In the manufacturing of core components for printing equipment, the Primary Charge Roller (PCR) serves as a critical part regulating toner transfer and release. The uniformity, wear resistance, and compatibility of its surface coating have a decisive impact on print image quality and overall product lifespan. While traditional spray coating processes can achieve basic coating coverage, they fall short of meeting new OEM standards in terms of image resolution, density uniformity, and coating longevity. To address these challenges, CET has successfully developed an organic polymer dip-coating technology that effectively overcomes the technical and performance limitations of spray-coated PCRs.
Image Quality Optimization: Dual Breakthroughs in Enhanced Resolution and Density Control
Enhanced Resolution:Through detailed observation under a 30x industrial magnifier, the dip-coated PCR exhibits a seamless surface coating microstructure. This uniform coating distribution significantly reduces light scattering, markedly improving edge sharpness in printed images. In tests printing fine text or complex graphics, the dip-coating process consistently renders 0.1mm line details, meeting high-precision printing demands.
Density Control: Spray coating, due to droplet size variations during atomization, causes variations in coating thickness, leading to uneven image density. In contrast, dip coating achieves nanoscale precision in thickness control through precise control of coating viscosity and immersion time. Test data shows that dip-coated PCR exhibits significantly lower density standard deviation compared to spray-coated versions, ensuring consistent density from the first to the last print while enhancing print quality stability.
Color Difference Control: Random droplet distribution in spray coating may cause localized pigment accumulation, leading to color deviation. Dip coating's molecular-level, film-forming mechanism uniformly embeds pigments within the polymer matrix, eliminating the root cause of color deviation. In color-printing tests, dip-coated PCRs exhibit significantly lower ΔE(color difference) values, meeting stringent color-accuracy requirements for high-end printing.

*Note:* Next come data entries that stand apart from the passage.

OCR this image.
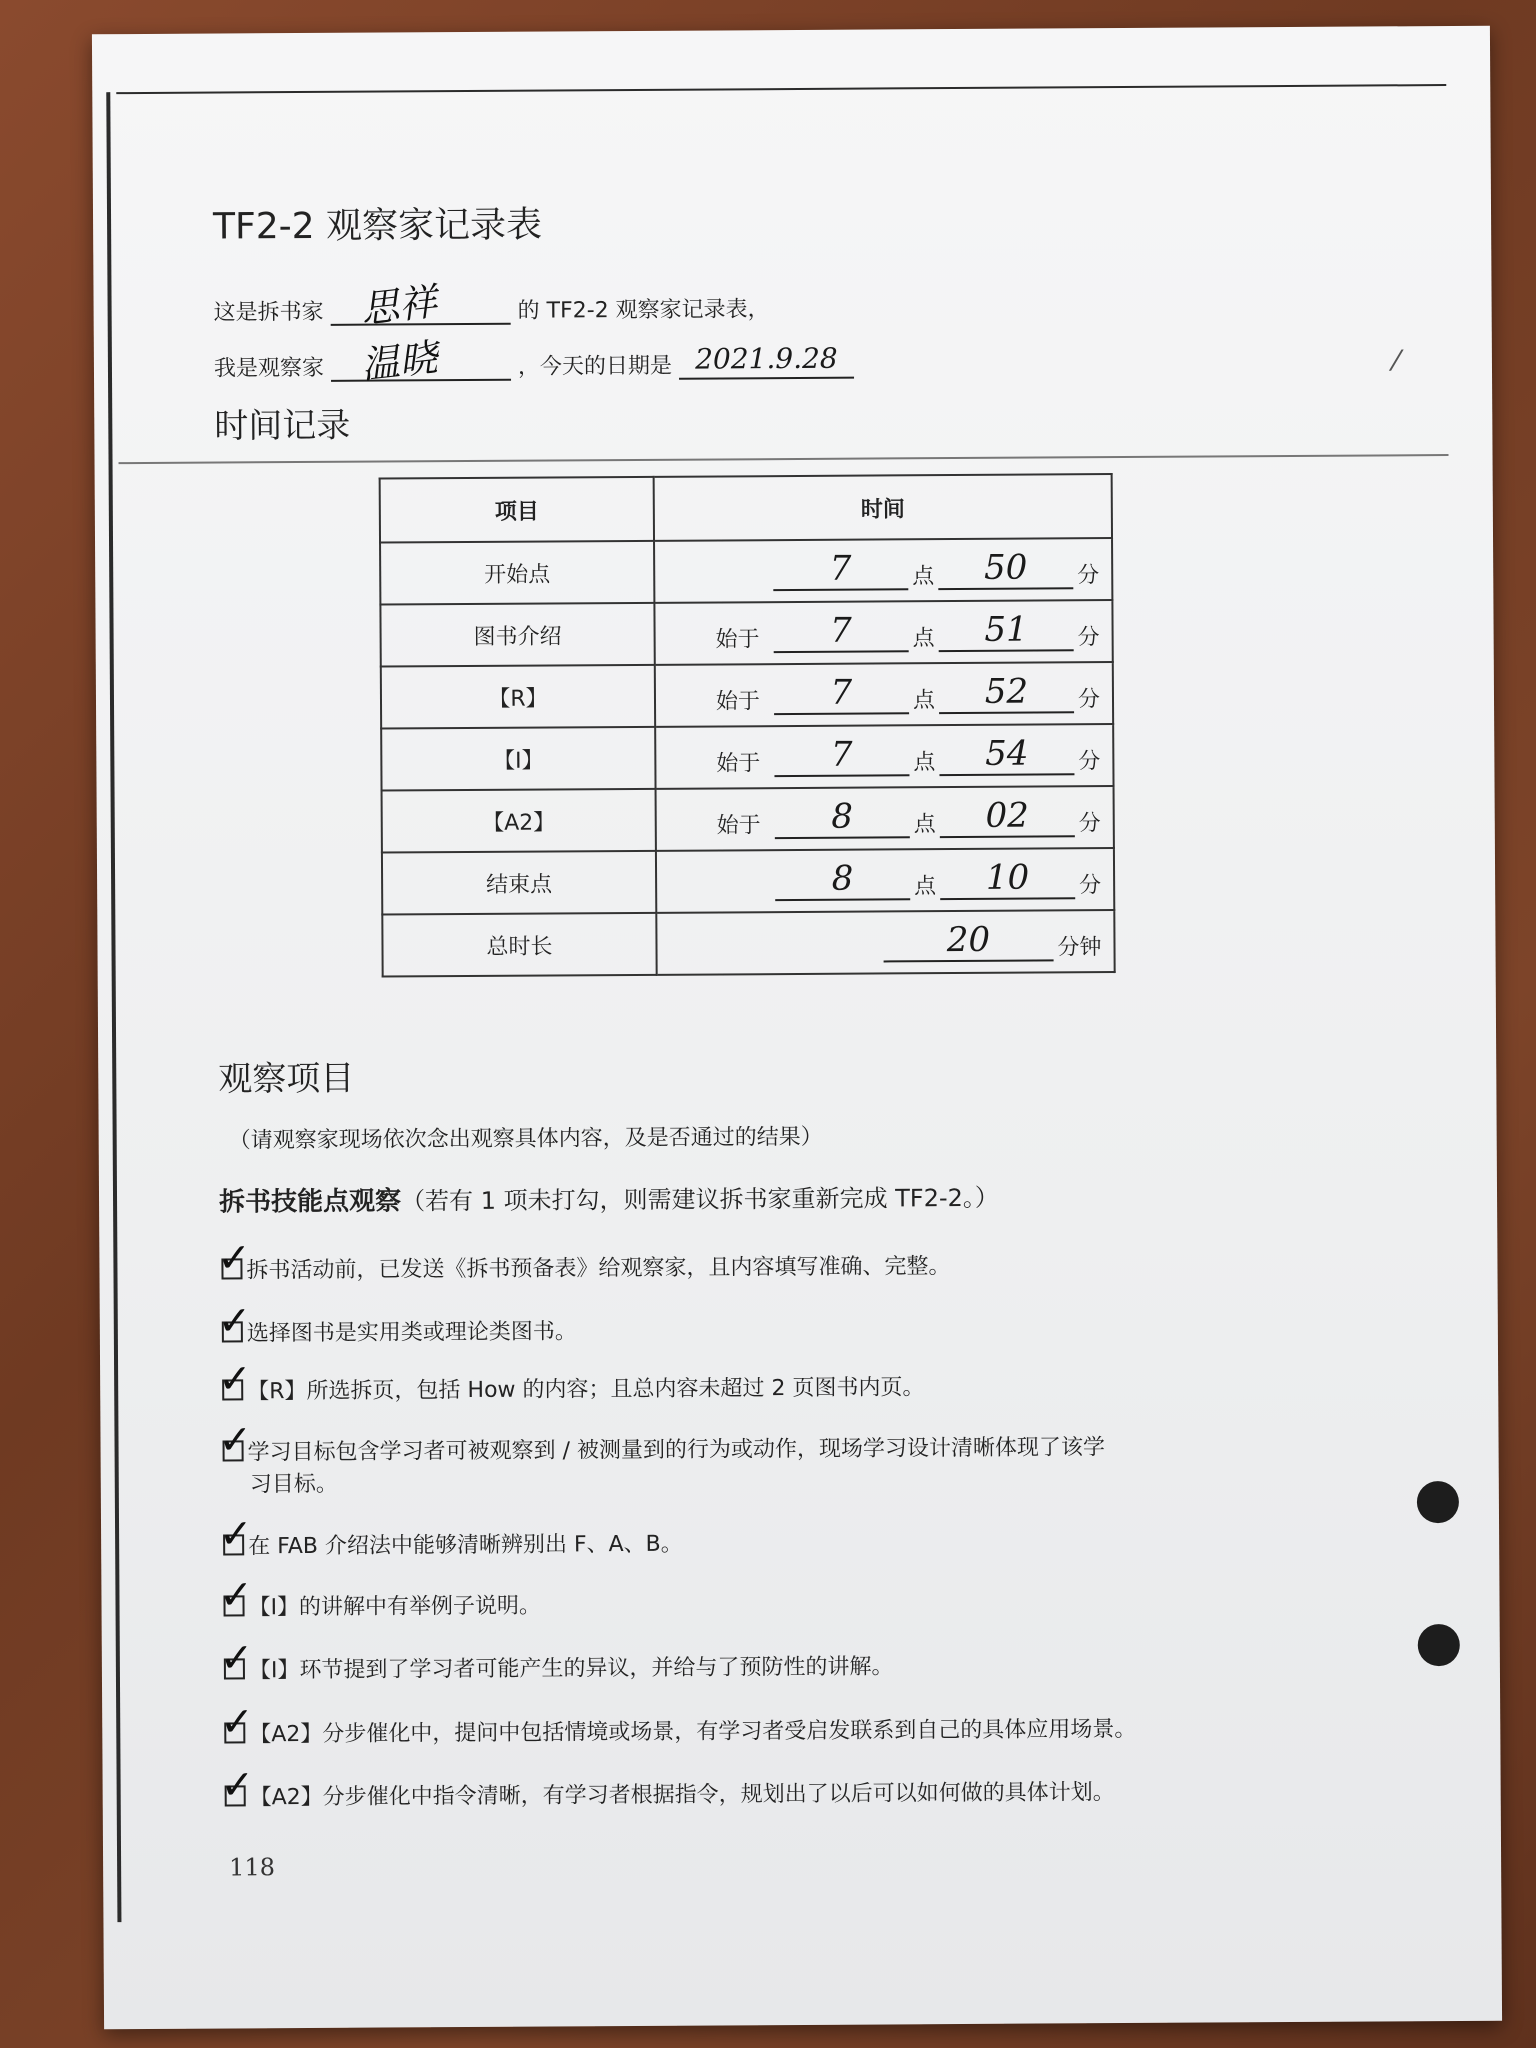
⁄
TF2-2 观察家记录表
这是拆书家 思祥	的 TF2-2 观察家记录表，
我是观察家 温晓	，今天的日期是 2021.9.28
时间记录
项目	时间
开始点	7 点 50 分

图书介绍	始于 7 点 51 分

【R】	始于 7 点 52 分

【I】	始于 7 点 54 分

【A2】	始于 8 点 02 分

结束点	8 点 10 分

总时长	20 分钟
观察项目
（请观察家现场依次念出观察具体内容，及是否通过的结果）
拆书技能点观察（若有 1 项未打勾，则需建议拆书家重新完成 TF2-2。）
✓
拆书活动前，已发送《拆书预备表》给观察家，且内容填写准确、完整。
✓
选择图书是实用类或理论类图书。
✓
【R】所选拆页，包括 How 的内容；且总内容未超过 2 页图书内页。
✓
学习目标包含学习者可被观察到 / 被测量到的行为或动作，现场学习设计清晰体现了该学
习目标。
✓
在 FAB 介绍法中能够清晰辨别出 F、A、B。
✓
【I】的讲解中有举例子说明。
✓
【I】环节提到了学习者可能产生的异议，并给与了预防性的讲解。
✓
【A2】分步催化中，提问中包括情境或场景，有学习者受启发联系到自己的具体应用场景。
✓
【A2】分步催化中指令清晰，有学习者根据指令，规划出了以后可以如何做的具体计划。
118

Enhanced Environmental Adaptability: Significant Improvements in Low-Temperature Printing & Background Control
Low-Temperature Printing Performance: In low-temperature environments, spray coatings may suffer from poor toner transfer due to differential shrinkage rates, leading to background issues. The dip-coating process optimizes polymer crosslinking density, allowing the coating to maintain a stable elastic modulus at low temperatures. Tests show that dip-coated PCRs achieve significantly lower background values during continuous low-temperature printing, ensuring clearer output and cleaner equipment.

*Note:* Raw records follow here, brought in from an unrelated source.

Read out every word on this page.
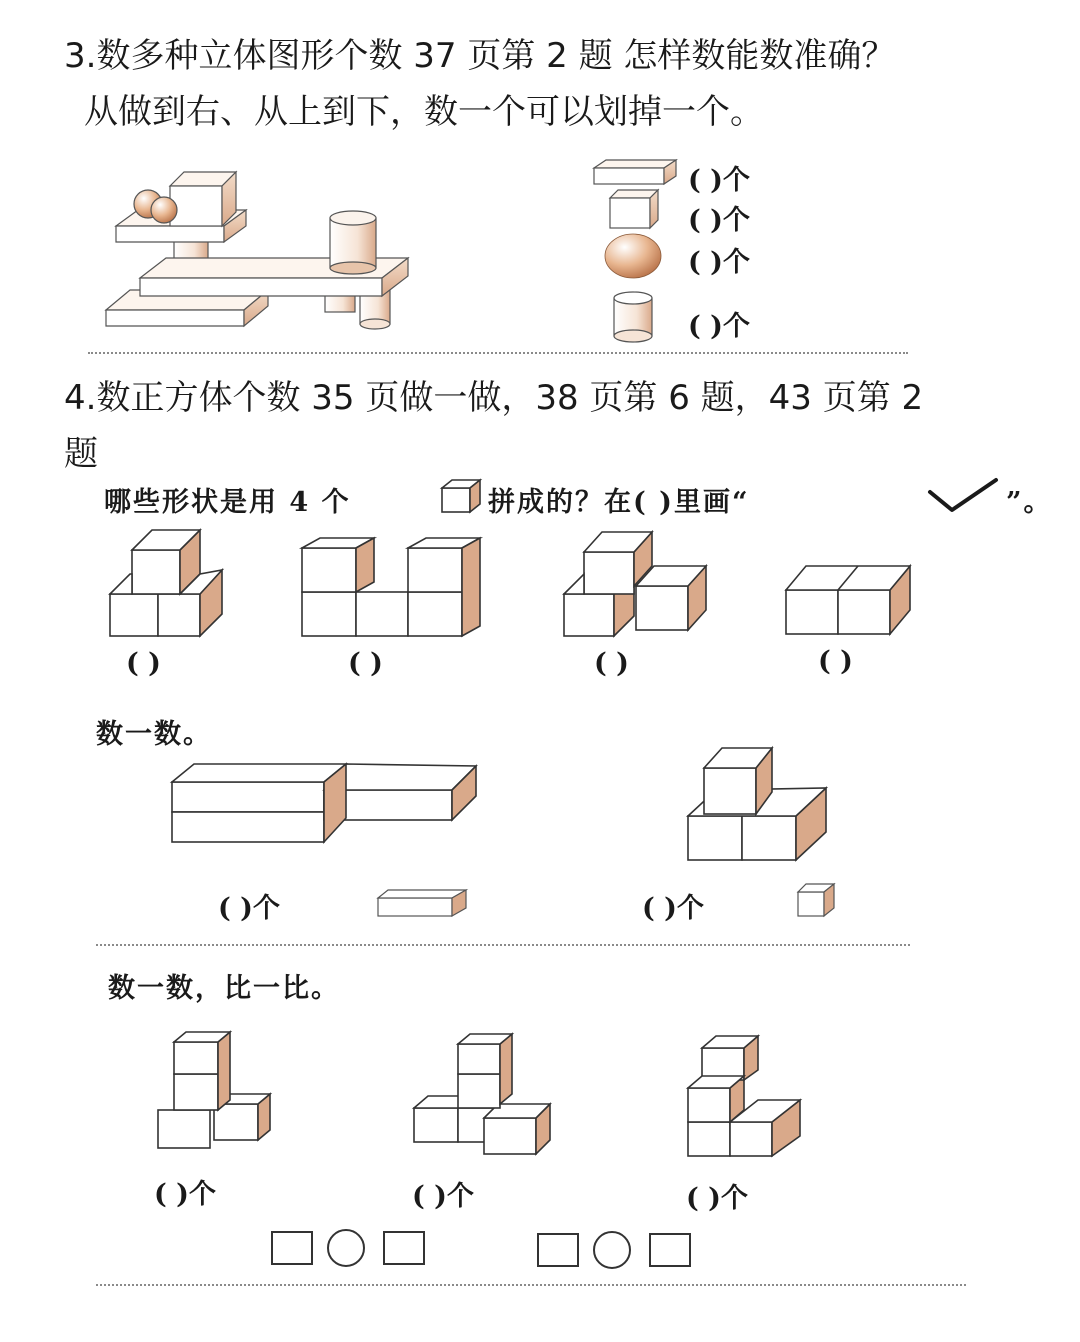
3.数多种立体图形个数 37 页第 2 题 怎样数能数准确？
从做到右、从上到下，数一个可以划掉一个。
( )个
( )个
( )个
( )个
4.数正方体个数 35 页做一做，38 页第 6 题，43 页第 2
题
哪些形状是用 4 个	拼成的？在( )里画“	”。
( )	( )	( )	( )
数一数。
( )个	( )个
数一数，比一比。
( )个	( )个	( )个
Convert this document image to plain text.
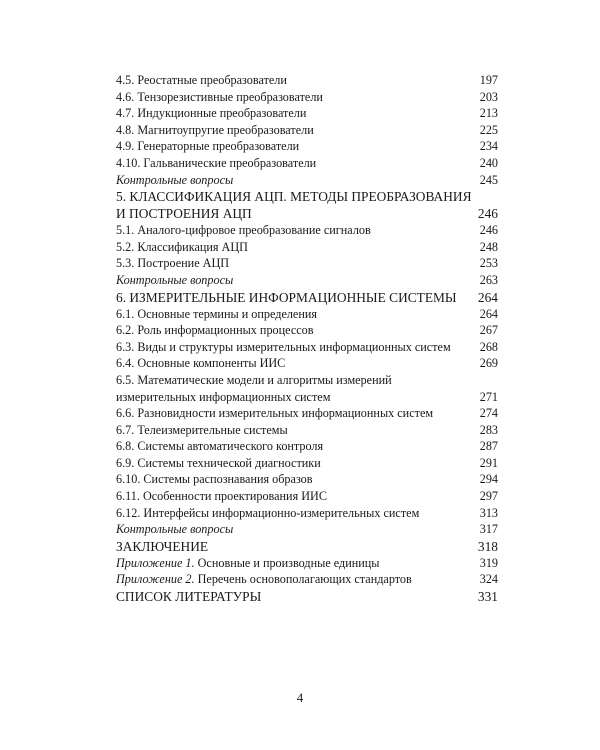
4.5. Реостатные преобразователи	197
4.6. Тензорезистивные преобразователи	203
4.7. Индукционные преобразователи	213
4.8. Магнитоупругие преобразователи	225
4.9. Генераторные преобразователи	234
4.10. Гальванические преобразователи	240
Контрольные вопросы	245
5. КЛАССИФИКАЦИЯ АЦП. МЕТОДЫ ПРЕОБРАЗОВАНИЯ
И ПОСТРОЕНИЯ АЦП	246
5.1. Аналого-цифровое преобразование сигналов	246
5.2. Классификация АЦП	248
5.3. Построение АЦП	253
Контрольные вопросы	263
6. ИЗМЕРИТЕЛЬНЫЕ ИНФОРМАЦИОННЫЕ СИСТЕМЫ 264
6.1. Основные термины и определения	264
6.2. Роль информационных процессов	267
6.3. Виды и структуры измерительных информационных систем 268
6.4. Основные компоненты ИИС	269
6.5. Математические модели и алгоритмы измерений
измерительных информационных систем	271
6.6. Разновидности измерительных информационных систем	274
6.7. Телеизмерительные системы	283
6.8. Системы автоматического контроля	287
6.9. Системы технической диагностики	291
6.10. Системы распознавания образов	294
6.11. Особенности проектирования ИИС	297
6.12. Интерфейсы информационно-измерительных систем	313
Контрольные вопросы	317
ЗАКЛЮЧЕНИЕ	318
Приложение 1. Основные и производные единицы	319
Приложение 2. Перечень основополагающих стандартов	324
СПИСОК ЛИТЕРАТУРЫ	331
4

High-Temperature and High-Humidity Resistance: Under high-temperature and high-humidity conditions, spray coatings may absorb moisture and expand, leading to a separation from the substrate and potential drum breakdown issues. Dip-coating introduces hydrophobic additives to create a dense protective surface layer, effectively extending equipment lifespan in harsh environments while enhancing reliability and stability.

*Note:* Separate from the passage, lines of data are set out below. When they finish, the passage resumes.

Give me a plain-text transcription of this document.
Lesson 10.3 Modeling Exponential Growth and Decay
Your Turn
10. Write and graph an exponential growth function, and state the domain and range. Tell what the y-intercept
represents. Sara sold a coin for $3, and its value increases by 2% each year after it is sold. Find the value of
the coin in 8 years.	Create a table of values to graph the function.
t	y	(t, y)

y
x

Enhanced Coating Durability: Dual Breakthroughs in Wear Resistance and Toner Compatibility
Wear Resistance: Weak inter-droplet bonding in spray coatings often leads to coating delamination during continuous printing. Dip-coating forms a three-dimensional network structure through chemical bonding, significantly increasing coating hardness and durability. In continuous print life tests, dip-coated PCRs show substantially reduced coating wear compared to spray-coated versions, demonstrating significantly improved wear resistance and extended PCR lifespan.
Toner compatibility: The microporous structure produced by spray coating allows wax in toner to penetrate the layer, causing whitening and degrading print quality. By tailoring polymer molecular-weight distribution, dip coating builds a dense yet elastic surface. Tests demonstrate that dip-coated PCRs are compatible with toner from multiple brands, preventing print-quality issues caused by toner incompatibility while enhancing equipment applicability and flexibility.
Technological Breakthrough & Industrial Application
CET's new dip-coated PCR technology merges materials science with precision manufacturing. Its breakthrough lies in molecular-level coating design that overcomes inherent limitations of traditional processes. This innovation not only boosts core performance of printing devices but also sets a new quality benchmark for the industry.
To sustain product competitiveness, CET has built an automated dip-coating production line safeguarded by four core systems and supported by a micron-level smart-manufacturing platform. The unmanned automatic loading/unloading system completes one efficient production cycle—50 units in 14 minutes—delivering a stable daily output of 4,000+ units to satisfy large-scale global demand.